Loi de modernisation de l'agriculture : La réglementation des installations classées simplifiée

Dominique Poilvet

Deux amendements inclus dans la loi de modernisation agricole votée le 6 juillet dernier vont permettre une simplification des démarches administratives, notamment pour les regroupements et les modernisations des bâtiments.

Le 6 juillet dernier, l'Assemblée nationale a adopté le projet de loi sur la modernisation de l'agriculture (LMA). La filière porcine est grandement concernée par deux amendements déposés par le « député du cochon » Marc Le Fur. Ils vont permettre une simplification considérable les démarches administratives dans le cadre des installations classées. Le temps d'instruction des dossiers ne pourra pas dépasser 12 mois, alors qu'actuellement, il est de 16 à 24 mois. Face à un dossier incomplet, l'administration ne pourra réclamer des pièces manquantes qu'une seule fois à l'éleveur. Par ailleurs, le délai de recours juridique par des tiers, qui était de quatre ans, a été raccourci à un an après autorisation préfectorale et à six mois après la réalisation de l'élevage.
Dans le cadre de la modernisation et de regroupements de bâtiments d'élevage, les éleveurs bénéficieront d'un nouveau régime d'autorisation simplifiée des installations classées appelé « enregistrement ». Ce régime évitera l'enquête publique et l'étude d'impact. Les modalités d'application seront précisées par un décret d'ici la fin de l'année.

Marc Le Fur, député UMP des Côtes d'Armor. (DR)

Marc Le Fur, député UMP des Côtes d'Armor. (DR)

De nombreux éleveurs concernés

« Cette procédure d'enregistrement concernera de nombreux éleveurs qui veulent restructurer leurs élevages, les moderniser et les mettre aux normes bien-être », se réjouit Marc Le fur. Ce dispositif de simplification s'applique pour des dossiers « dès lors qu'ils ne s'accompagnent pas d'augmentation sensible de la capacité des élevages ou d'effets notables sur l'environnement ». Malgré cette précision, les associations de protection de l'environnement ont aussitôt fait entendre leur voix, parlant d'une « provocation » tout en évoquant les problèmes de pollution aux algues vertes. Un amalgame aussitôt dénoncé par l'Ameb (Association pour le maintien de l'élevage en Bretagne). « L'élevage breton s'est engagé dans la reconquête de l'environnement et n'a aucunement l'intention de remettre en cause les obligations environnementales. Mais nous considérons qu'un état moderne doit être en mesure de simplifier la paperasserie. » De leur côté, Coop de France et la FNP ont rappelé « qu'en aucun cas les amendements votés ne faciliteront les implantations incontrôlées d'élevage ». Il reste maintenant à concrétiser ces dispositions par le décret d'application. « Il revient aux professionnels de rester vigilants et attentifs », précise Marc Le Fur.
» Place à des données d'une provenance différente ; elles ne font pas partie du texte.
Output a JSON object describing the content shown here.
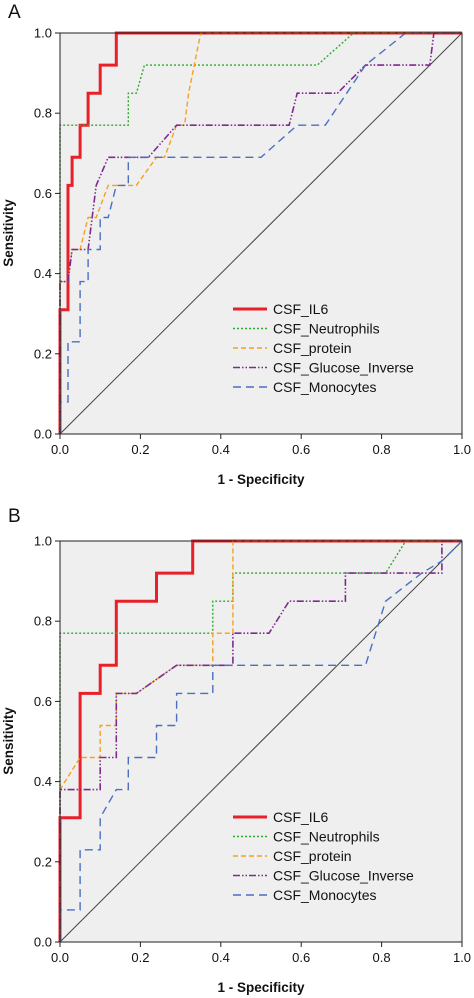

Cependant, une chose est sûre : l'harmonisation européenne des seuils d'installation classée ne se fera pas. Le projet initial du député était de remonter le seuil de déclaration de 450 à 2000 porcs charcutiers ou de 150 à 750 truies, afin de s'aligner sur les autres pays européens. Une décision que le gouvernement a refusé de soutenir.